Ransomware is globally pervasive, capable of quickly and efficiently infecting unsuspecting targets, has a relatively low cost of entry for criminals, and is often impossible to recover from. Often, victims generally have little choice other than to just pay the ransom demand and hope for the best.
Similar to many other types of infections, an end user is lured into unintentionally installing malware onto their computer, in this case, the malware is a ransomware program. Malicious email content, such as infected attachments or clickable links to infected URLs, are two common methods of triggering a ransomware installation.
Unintentional surfing to a compromised website can also trigger a ransomware infection. Once the user triggers a ransomware program download, the malware acts quickly by installing itself on the target computer, and contacting a repository where encryption keys reside. These keys are used to methodically encrypt (or scramble into an unusable and unreadable format) valuable files on the compromised machine, essentially locking users from access to those files.
The ransomware will also attempt to propagate itself across the network. If the infected machine is connected to any Enterprise network shares, there is a high probability the program will propagate across those shared directories as well, compounding the infection. The compromised user is helpless without the decryption key. To make matters worse, there’s usually a limited amount of time to pay the criminal before the encrypted files are systematically deleted.
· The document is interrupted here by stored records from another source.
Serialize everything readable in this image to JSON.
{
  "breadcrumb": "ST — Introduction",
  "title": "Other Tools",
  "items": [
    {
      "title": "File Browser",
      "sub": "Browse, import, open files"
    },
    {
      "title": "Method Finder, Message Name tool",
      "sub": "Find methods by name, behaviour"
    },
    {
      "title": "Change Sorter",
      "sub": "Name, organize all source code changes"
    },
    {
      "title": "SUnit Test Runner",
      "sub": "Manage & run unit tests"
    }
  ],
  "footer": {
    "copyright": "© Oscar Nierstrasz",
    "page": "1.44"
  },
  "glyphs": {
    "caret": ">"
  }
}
After the encryption process completes, instructions to decrypt the files to their original usable state will be left behind. The instructions are often posted to each compromised directory as a plain text file or splashed across the computer screen in a popup window. Bitcoin is the preferred payment method.
A variety of different types of ransomware attacks have been reported over the past several years. One variant, addressed in this blog, is seen as a common “go to” method for digitally extorting money from compromised companies. It uses encryption to hold your valuable data files hostage.
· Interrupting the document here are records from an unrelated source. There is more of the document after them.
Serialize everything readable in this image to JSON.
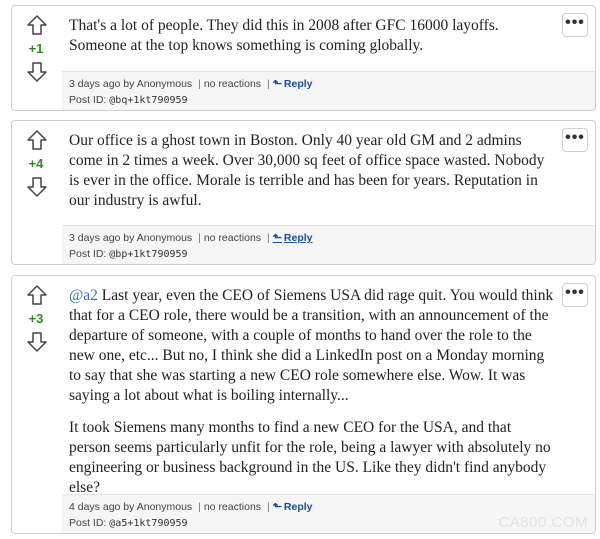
{
  "posts": [
    {
      "score": "+1",
      "paragraphs": [
        "That's a lot of people. They did this in 2008 after GFC 16000 layoffs. Someone at the top knows something is coming globally."
      ],
      "time": "3 days ago",
      "author_prefix": "by",
      "author": "Anonymous",
      "reactions": "no reactions",
      "reply_label": "Reply",
      "post_id_label": "Post ID:",
      "post_id": "@bq+1kt790959"
    },
    {
      "score": "+4",
      "paragraphs": [
        "Our office is a ghost town in Boston. Only 40 year old GM and 2 admins come in 2 times a week. Over 30,000 sq feet of office space wasted. Nobody is ever in the office. Morale is terrible and has been for years. Reputation in our industry is awful."
      ],
      "time": "3 days ago",
      "author_prefix": "by",
      "author": "Anonymous",
      "reactions": "no reactions",
      "reply_label": "Reply",
      "post_id_label": "Post ID:",
      "post_id": "@bp+1kt790959"
    },
    {
      "score": "+3",
      "mention": "@a2",
      "paragraphs": [
        "Last year, even the CEO of Siemens USA did rage quit. You would think that for a CEO role, there would be a transition, with an announcement of the departure of someone, with a couple of months to hand over the role to the new one, etc... But no, I think she did a LinkedIn post on a Monday morning to say that she was starting a new CEO role somewhere else. Wow. It was saying a lot about what is boiling internally...",
        "It took Siemens many months to find a new CEO for the USA, and that person seems particularly unfit for the role, being a lawyer with absolutely no engineering or business background in the US. Like they didn't find anybody else?"
      ],
      "time": "4 days ago",
      "author_prefix": "by",
      "author": "Anonymous",
      "reactions": "no reactions",
      "reply_label": "Reply",
      "post_id_label": "Post ID:",
      "post_id": "@a5+1kt790959"
    }
  ],
  "more_label": "•••",
  "separator": "|",
  "watermark": "CA800.COM",
  "colors": {
    "score_green": "#2e8b20",
    "reply_blue": "#1a4d99",
    "mention_blue": "#3a6fb0"
  },
  "icons": {
    "upvote": "upvote-arrow-icon",
    "downvote": "downvote-arrow-icon",
    "more": "more-options-icon",
    "reply": "reply-arrow-icon"
  }
}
A fundamental understanding of the composition of this type of ransomware attack helps to identify potential gaps or weaknesses in your security policy and procedures, which can aid in improving controls and reducing exposure.
These best practices are not foolproof against every variant of ransomware, and new and more effective strains are popping up daily. Keep well informed of the changing threat landscape to see to it that you employ the most current prevention methods.
The important thing is to plan for ransomware and other types of attacks. A good incident plan is outlined in our Cybersecurity Insights report, “The CEO’s Guide to Cyberbreach Response.”
One final thought – if you are fortunate enough to detect a ransomware attack in process, immediately disconnect your computer from the network in an attempt to prevent the key negotiating process from completing. You might just avoid a significant headache.